そんなとき、男性ファッション誌の取材依頼があった。伊部は取材の席で、プロジェクトに関わったメンバー全員の写真を掲載してもらえませんかと頼んだ。伊部の表情がよほど深刻だったのだろう、取材に来た女性はぽかんとした顔になった。

「本当に全員の写真を載せてくださったんです。若いメンバーが、この雑誌は家宝にしますって言ってくれた。それで自分はようやく肩の荷が下りた気がしました。取材に来たのはこの一誌のみでした」

あれがなかったら、お前の言葉は絶対に信じないっていうふうになったでしょうねと面白そうに笑った。

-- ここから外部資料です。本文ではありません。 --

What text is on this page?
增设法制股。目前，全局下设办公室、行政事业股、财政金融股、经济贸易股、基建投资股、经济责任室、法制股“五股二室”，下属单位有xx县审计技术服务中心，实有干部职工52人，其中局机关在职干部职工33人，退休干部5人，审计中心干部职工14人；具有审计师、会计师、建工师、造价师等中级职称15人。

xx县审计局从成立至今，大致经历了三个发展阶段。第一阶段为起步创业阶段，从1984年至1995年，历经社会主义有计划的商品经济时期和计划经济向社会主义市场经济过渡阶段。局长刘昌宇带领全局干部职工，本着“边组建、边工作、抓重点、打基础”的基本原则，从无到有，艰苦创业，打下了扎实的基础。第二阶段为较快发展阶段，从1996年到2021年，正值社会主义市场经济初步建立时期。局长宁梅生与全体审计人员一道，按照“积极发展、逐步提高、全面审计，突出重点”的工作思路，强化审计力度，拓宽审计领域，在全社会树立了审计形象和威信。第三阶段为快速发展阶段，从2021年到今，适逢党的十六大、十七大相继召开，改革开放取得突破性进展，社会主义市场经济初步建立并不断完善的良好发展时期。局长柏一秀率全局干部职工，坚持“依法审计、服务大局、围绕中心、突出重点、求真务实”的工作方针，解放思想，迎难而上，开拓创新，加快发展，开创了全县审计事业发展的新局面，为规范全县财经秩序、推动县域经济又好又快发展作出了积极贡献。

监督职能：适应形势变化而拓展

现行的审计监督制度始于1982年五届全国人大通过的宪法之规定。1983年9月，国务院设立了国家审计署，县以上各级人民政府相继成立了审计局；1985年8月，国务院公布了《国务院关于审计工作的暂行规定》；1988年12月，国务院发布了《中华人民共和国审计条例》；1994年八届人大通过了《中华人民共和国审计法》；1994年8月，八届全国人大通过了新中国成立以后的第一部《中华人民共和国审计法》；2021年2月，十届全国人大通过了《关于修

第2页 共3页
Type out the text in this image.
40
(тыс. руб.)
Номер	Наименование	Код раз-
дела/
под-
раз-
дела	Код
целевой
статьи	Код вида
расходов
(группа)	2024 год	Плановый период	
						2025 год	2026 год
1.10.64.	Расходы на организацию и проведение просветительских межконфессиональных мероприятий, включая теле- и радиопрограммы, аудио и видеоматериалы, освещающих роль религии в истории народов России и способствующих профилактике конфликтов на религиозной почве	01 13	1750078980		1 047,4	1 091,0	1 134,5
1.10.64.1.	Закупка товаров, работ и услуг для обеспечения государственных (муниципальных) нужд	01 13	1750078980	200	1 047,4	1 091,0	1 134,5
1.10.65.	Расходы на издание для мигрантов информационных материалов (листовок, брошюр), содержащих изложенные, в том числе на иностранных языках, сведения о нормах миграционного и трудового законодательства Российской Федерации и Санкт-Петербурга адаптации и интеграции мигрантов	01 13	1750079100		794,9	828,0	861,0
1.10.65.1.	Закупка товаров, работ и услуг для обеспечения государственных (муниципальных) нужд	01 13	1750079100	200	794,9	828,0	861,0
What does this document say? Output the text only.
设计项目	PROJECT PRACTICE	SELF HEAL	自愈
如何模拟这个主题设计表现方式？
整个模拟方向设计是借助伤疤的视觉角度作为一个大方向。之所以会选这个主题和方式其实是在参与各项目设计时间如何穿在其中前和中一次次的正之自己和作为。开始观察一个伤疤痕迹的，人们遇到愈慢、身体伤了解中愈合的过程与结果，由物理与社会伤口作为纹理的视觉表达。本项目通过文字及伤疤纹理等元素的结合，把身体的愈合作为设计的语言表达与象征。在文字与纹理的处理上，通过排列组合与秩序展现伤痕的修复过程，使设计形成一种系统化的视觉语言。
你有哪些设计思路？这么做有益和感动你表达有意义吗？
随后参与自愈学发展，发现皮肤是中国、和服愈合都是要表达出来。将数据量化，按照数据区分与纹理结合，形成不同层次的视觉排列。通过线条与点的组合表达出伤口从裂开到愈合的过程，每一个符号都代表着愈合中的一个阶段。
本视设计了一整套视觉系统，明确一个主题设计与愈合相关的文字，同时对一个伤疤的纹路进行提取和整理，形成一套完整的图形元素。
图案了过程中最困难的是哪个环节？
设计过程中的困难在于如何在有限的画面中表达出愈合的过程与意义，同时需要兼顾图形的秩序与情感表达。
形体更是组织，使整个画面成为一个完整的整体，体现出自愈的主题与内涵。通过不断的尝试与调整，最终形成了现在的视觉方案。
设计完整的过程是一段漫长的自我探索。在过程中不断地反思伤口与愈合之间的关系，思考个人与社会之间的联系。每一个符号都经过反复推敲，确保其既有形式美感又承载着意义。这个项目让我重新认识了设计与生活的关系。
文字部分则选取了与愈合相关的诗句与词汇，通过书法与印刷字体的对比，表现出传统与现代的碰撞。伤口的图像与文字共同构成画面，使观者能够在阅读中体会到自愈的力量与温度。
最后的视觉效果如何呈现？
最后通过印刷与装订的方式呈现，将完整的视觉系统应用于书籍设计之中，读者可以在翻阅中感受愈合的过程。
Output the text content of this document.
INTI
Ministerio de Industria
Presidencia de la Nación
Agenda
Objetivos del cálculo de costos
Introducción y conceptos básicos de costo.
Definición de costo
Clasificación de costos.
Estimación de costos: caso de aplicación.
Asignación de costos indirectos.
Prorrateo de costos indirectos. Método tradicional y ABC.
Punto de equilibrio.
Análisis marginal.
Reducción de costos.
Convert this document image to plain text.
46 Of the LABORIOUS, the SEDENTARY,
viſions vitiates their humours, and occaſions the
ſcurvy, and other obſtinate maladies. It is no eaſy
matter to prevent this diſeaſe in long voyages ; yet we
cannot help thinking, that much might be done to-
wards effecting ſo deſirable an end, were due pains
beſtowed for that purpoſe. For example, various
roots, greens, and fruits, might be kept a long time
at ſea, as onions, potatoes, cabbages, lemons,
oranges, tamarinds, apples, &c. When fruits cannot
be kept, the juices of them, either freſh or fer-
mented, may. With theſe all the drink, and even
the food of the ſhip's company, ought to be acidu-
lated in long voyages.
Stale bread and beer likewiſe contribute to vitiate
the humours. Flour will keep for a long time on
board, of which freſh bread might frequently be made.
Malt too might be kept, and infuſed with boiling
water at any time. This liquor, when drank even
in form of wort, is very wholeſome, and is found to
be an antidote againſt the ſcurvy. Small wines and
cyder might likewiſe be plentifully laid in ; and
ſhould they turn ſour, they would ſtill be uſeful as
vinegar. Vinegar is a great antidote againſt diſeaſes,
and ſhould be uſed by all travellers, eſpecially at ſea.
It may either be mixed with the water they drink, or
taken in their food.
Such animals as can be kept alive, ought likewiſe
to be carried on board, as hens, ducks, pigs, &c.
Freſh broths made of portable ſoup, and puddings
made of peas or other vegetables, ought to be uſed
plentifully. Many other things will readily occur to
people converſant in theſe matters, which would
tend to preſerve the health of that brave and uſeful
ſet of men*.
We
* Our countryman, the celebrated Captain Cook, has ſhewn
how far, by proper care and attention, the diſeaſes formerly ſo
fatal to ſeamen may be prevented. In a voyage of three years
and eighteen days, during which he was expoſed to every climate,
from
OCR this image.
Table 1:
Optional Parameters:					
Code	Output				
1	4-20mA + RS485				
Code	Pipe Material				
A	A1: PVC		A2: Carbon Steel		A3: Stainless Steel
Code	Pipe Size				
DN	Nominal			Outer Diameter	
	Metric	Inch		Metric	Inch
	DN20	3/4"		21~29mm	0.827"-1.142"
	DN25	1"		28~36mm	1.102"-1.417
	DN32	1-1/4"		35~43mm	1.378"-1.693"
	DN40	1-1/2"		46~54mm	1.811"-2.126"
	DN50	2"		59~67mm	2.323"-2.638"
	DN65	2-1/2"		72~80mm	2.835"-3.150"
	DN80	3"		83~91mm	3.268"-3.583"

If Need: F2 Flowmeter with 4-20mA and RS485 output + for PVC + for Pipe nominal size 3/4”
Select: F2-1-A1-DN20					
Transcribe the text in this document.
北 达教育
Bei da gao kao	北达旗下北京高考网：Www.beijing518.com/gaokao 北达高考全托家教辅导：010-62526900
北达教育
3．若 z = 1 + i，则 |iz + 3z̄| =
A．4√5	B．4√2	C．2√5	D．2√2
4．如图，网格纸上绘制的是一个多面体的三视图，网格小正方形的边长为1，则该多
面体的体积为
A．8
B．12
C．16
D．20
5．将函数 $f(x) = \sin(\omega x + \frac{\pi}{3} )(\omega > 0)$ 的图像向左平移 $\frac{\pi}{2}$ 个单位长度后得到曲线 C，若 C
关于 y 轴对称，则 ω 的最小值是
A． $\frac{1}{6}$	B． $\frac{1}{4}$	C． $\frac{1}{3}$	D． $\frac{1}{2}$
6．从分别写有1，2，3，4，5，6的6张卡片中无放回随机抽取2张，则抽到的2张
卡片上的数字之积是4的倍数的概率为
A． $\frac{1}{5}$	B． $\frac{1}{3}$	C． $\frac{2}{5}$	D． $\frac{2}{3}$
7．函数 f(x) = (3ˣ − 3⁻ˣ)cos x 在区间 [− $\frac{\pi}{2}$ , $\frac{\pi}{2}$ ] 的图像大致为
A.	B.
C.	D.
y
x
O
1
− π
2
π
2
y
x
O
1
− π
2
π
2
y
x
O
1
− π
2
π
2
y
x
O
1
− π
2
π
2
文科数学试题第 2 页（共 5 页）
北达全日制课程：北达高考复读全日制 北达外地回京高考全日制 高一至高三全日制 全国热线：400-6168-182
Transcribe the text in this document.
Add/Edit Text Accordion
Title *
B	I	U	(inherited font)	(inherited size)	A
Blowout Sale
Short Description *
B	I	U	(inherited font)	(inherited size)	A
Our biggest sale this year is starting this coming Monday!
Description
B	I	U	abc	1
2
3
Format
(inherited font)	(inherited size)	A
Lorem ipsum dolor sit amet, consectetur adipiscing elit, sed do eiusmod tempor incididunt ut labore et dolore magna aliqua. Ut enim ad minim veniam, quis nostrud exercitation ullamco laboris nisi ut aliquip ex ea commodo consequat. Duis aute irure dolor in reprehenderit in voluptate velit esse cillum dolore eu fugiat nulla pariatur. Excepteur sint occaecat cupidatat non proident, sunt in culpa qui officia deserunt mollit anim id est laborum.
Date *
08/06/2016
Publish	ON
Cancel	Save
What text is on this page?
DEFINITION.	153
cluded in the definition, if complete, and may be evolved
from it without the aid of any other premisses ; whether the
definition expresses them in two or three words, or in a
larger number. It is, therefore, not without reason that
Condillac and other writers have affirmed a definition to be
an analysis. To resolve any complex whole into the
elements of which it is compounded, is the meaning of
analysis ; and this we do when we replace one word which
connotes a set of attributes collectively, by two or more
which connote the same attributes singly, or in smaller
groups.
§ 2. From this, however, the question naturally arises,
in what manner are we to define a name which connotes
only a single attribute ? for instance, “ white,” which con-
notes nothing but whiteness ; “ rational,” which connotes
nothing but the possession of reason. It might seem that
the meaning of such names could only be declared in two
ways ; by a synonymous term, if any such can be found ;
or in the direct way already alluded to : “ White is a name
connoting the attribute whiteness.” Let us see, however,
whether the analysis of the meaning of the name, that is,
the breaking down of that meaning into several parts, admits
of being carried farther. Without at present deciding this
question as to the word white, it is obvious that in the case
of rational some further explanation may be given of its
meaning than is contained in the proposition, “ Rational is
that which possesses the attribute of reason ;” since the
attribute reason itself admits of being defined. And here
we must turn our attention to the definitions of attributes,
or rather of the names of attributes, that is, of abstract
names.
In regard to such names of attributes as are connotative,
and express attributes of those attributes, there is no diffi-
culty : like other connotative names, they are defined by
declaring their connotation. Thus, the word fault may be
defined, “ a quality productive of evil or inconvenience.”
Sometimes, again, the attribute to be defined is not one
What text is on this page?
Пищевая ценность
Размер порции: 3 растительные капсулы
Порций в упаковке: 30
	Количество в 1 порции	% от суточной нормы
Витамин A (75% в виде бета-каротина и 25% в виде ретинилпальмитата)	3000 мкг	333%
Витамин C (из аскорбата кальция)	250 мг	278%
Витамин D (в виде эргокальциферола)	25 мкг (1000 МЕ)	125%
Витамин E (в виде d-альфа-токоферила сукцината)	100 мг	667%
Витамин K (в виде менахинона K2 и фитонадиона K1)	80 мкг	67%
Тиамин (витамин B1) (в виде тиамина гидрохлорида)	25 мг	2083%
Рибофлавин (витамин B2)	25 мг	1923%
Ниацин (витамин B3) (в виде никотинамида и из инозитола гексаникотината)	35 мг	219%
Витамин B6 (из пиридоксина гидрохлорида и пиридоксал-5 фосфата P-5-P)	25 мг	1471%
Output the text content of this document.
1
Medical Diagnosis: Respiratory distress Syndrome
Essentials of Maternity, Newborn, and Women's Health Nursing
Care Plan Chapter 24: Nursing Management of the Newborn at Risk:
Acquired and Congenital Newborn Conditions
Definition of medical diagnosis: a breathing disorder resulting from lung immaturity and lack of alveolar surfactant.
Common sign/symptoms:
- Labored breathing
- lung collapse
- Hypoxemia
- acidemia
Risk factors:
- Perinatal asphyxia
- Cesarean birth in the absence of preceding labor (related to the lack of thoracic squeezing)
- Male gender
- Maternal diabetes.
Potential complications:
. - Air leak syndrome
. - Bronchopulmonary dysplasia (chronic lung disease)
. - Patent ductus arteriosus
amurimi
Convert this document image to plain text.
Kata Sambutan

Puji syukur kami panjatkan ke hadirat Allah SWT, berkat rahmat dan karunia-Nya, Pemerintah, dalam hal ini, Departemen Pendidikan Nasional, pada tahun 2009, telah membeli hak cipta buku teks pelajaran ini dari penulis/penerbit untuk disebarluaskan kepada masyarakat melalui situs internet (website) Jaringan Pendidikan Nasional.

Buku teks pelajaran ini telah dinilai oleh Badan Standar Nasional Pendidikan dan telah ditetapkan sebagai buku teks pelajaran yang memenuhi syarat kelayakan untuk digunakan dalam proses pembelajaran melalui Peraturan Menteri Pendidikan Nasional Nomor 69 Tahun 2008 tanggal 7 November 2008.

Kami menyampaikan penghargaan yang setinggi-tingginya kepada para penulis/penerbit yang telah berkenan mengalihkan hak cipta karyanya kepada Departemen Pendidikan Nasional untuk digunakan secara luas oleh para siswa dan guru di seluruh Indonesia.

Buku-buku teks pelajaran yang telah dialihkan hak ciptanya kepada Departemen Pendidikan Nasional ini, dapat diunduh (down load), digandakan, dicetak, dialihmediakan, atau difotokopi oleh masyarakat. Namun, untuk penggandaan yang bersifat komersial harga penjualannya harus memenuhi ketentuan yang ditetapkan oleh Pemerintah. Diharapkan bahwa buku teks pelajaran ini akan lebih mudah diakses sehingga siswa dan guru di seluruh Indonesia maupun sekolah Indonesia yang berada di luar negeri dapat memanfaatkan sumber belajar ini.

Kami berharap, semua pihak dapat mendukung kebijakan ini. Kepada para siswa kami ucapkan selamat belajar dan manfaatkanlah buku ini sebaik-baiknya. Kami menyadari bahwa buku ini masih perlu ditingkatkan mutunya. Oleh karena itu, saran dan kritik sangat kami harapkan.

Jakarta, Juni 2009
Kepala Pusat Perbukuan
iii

伊部が生み出したG-SHOCKは17年8月末、世界累計出荷1億個を達成し、名実ともにカシオ計算機の「顔」となった。その後もスマホ連携の新機能を搭載するなど進化を続けるG-SHOCKは、独自の世界観を伝えるマーケティング活動を世界中で展開している。現在、伊部は「G-SHOCKのプレゼンター」という肩書で世界中を回り、ファンに製品のもつ魅力を全身で感じてもらえるよう取り組んでいる。これまで世界25カ国で「ショック・ザ・ワールド・ツアー」を開催、各国の言葉でG-SHOCKの開発物語を語ってきた。

最後、伊部にこんな質問をしてみた。

「初代G-SHOCKを開発、そしてメタルGのプロジェクトも成功させました。他社からヘッドハンティング、あるいはカシオから離れて自分で会社を興すという考えはなかったのですか」

伊部は、ぼくの質問が終わる前に、「ないです、ないです」と大きく手を振って、笑った。

「もともと、私はカシオにラッキーな形で入ったじゃないですか。一歩間違えば、どこにも就職が決まらず、フリーターになっていたかもしれない。会社訪問に行くと、『今年は国立(大学卒)しか採りません』とか、『もう決まっていますよ、あなた、何しに来たんですか』、というのが(人事担当者の顔から)露骨に出ていた。ところがカシオに行ってみると、『会社説明会は終わっていますけれど、せっかく来たんだから、名前と学校名を書いてください』て。それで後から試験を受けませんかって電話がかかってきた」と、伊部は採用時の話を繰り返した。

「当時の自分の中ではありがたいの一言しかなかったんですよ」と、柔らかい口調で言った。